Certes, ce naufrage de l’université française n’a pas commencé en 2020, mais l’histoire retiendra sans doute que c’est en 2020 qu’il s’est révélé dans toute son ampleur. L’assassinat de Samuel Paty, qui a traumatisé les enseignants du secondaire, a laissé les universités dans une profonde indifférence, comme l’annonçait Michel Houellebecq dans son livre Soumission publié le 7 janvier 2015, jour des attaques contre Charlie Hebdo. Après l’assassinat de Samuel Paty, les hommages ont eu lieu, mais ils étaient convenus et minimalistes, se contentant généralement de vanter la liberté d’expression, celle-là même que l’affaire de l’université d’Aix-Marseille vient de fouler consciencieusement aux pieds. Dans ces hommages, il n’a nulle part été question de sursaut civique, de mobilisation collective, de lutte contre ce nouveau fanatisme qui se déploie dans notre pays et dans le monde. Le communiqué de la CPU évoque succinctement la laïcité mais se garde bien d’évoquer les mots qui fâchent comme l’islamisme, le fanatisme ou le blasphème. La CPU aura un communiqué bien plus ferme et plus prolixe pour dénoncer l’accusation lancée par Jean-Michel Blanquer concernant la diffusion de l’islamo-gauchisme sur les campus. Dans le meilleur des cas, les universitaires entendent rester loin de tout ceci, comme on a pu le voir avec le refus d’être associés de quelque manière que ce soit à la détection de la radicalisation.

La mort de Samuel Paty n’a donc rien changé.

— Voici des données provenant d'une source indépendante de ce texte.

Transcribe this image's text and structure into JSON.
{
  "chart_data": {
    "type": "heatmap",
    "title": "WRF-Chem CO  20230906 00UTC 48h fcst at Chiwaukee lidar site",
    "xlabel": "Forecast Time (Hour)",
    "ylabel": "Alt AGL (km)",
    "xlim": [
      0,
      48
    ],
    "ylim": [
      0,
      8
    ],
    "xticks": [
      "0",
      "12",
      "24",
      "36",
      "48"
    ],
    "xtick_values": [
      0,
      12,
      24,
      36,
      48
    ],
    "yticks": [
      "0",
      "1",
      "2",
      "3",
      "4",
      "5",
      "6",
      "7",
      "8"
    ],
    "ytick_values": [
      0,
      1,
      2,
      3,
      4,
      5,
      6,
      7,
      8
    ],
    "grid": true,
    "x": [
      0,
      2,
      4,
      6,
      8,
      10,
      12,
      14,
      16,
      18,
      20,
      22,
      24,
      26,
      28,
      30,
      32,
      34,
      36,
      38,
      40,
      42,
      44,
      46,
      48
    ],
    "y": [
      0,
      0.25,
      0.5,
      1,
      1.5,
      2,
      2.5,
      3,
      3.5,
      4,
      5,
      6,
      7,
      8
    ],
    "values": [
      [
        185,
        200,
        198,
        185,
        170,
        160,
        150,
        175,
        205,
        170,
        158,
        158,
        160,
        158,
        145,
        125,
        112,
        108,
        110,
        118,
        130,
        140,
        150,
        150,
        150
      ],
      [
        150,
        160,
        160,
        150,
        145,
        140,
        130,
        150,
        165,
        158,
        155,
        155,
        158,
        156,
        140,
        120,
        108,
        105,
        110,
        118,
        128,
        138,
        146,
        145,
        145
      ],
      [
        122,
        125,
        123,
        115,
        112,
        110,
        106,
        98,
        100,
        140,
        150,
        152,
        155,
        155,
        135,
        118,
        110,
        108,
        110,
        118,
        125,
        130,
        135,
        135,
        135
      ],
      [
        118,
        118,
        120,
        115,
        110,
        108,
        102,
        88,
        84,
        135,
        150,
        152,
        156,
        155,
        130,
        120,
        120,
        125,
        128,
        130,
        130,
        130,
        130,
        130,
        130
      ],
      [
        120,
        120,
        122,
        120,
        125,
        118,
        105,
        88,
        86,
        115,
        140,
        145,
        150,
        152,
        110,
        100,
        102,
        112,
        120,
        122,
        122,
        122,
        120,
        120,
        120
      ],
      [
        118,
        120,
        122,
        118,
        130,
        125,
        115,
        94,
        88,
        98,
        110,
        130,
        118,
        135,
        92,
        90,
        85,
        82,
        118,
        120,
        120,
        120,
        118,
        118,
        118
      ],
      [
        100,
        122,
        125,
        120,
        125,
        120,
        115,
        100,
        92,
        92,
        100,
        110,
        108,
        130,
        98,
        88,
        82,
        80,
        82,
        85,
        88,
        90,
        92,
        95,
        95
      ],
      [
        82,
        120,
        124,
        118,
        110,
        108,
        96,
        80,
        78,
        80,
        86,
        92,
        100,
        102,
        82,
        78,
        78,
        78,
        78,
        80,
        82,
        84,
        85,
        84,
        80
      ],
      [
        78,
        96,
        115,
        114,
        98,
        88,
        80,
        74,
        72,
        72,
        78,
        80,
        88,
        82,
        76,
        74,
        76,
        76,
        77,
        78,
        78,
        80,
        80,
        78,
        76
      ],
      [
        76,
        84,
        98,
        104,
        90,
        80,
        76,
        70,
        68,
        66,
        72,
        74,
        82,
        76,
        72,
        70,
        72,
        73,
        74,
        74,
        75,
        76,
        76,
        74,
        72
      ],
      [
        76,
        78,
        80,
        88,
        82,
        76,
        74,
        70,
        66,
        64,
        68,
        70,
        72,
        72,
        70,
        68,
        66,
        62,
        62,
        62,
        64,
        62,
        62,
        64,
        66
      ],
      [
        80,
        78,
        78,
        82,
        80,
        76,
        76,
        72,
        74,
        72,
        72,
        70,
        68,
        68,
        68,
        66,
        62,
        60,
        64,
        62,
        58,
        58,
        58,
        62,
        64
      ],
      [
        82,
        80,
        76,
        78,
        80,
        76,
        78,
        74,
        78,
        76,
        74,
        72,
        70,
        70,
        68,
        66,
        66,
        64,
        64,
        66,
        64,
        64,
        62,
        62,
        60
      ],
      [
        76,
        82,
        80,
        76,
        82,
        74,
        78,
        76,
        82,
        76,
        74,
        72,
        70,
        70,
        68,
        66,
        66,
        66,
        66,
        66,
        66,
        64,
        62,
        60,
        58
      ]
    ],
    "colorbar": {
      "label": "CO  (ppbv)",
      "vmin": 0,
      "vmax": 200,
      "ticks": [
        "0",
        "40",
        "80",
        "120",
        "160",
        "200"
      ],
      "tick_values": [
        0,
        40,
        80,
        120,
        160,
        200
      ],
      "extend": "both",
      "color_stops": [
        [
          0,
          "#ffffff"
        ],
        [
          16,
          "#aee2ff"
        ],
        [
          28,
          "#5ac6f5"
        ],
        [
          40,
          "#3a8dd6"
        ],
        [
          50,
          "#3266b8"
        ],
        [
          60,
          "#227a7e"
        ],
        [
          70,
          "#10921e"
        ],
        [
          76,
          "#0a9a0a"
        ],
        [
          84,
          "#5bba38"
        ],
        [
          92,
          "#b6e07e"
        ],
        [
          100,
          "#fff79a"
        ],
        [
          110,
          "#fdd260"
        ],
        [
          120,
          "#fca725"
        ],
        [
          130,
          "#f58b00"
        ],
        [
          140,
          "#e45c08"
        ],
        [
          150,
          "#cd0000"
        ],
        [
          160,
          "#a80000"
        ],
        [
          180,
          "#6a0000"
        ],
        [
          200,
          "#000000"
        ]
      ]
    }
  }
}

Ce drame sanglant se clôt par une triste réalité : les Lumières, l’esprit scientifique, le progrès et, surtout, le combat contre le fanatisme et l’obscurantisme désertent progressivement les amphis au profit des idéologies post-modernes fondées sur le respect de toutes les croyances. Assurément, c’est un long et difficile travail qui attend les républicains du XXIème siècle. Mais pour mener à bien ce travail, il ne faudra pas compter sur les universitaires.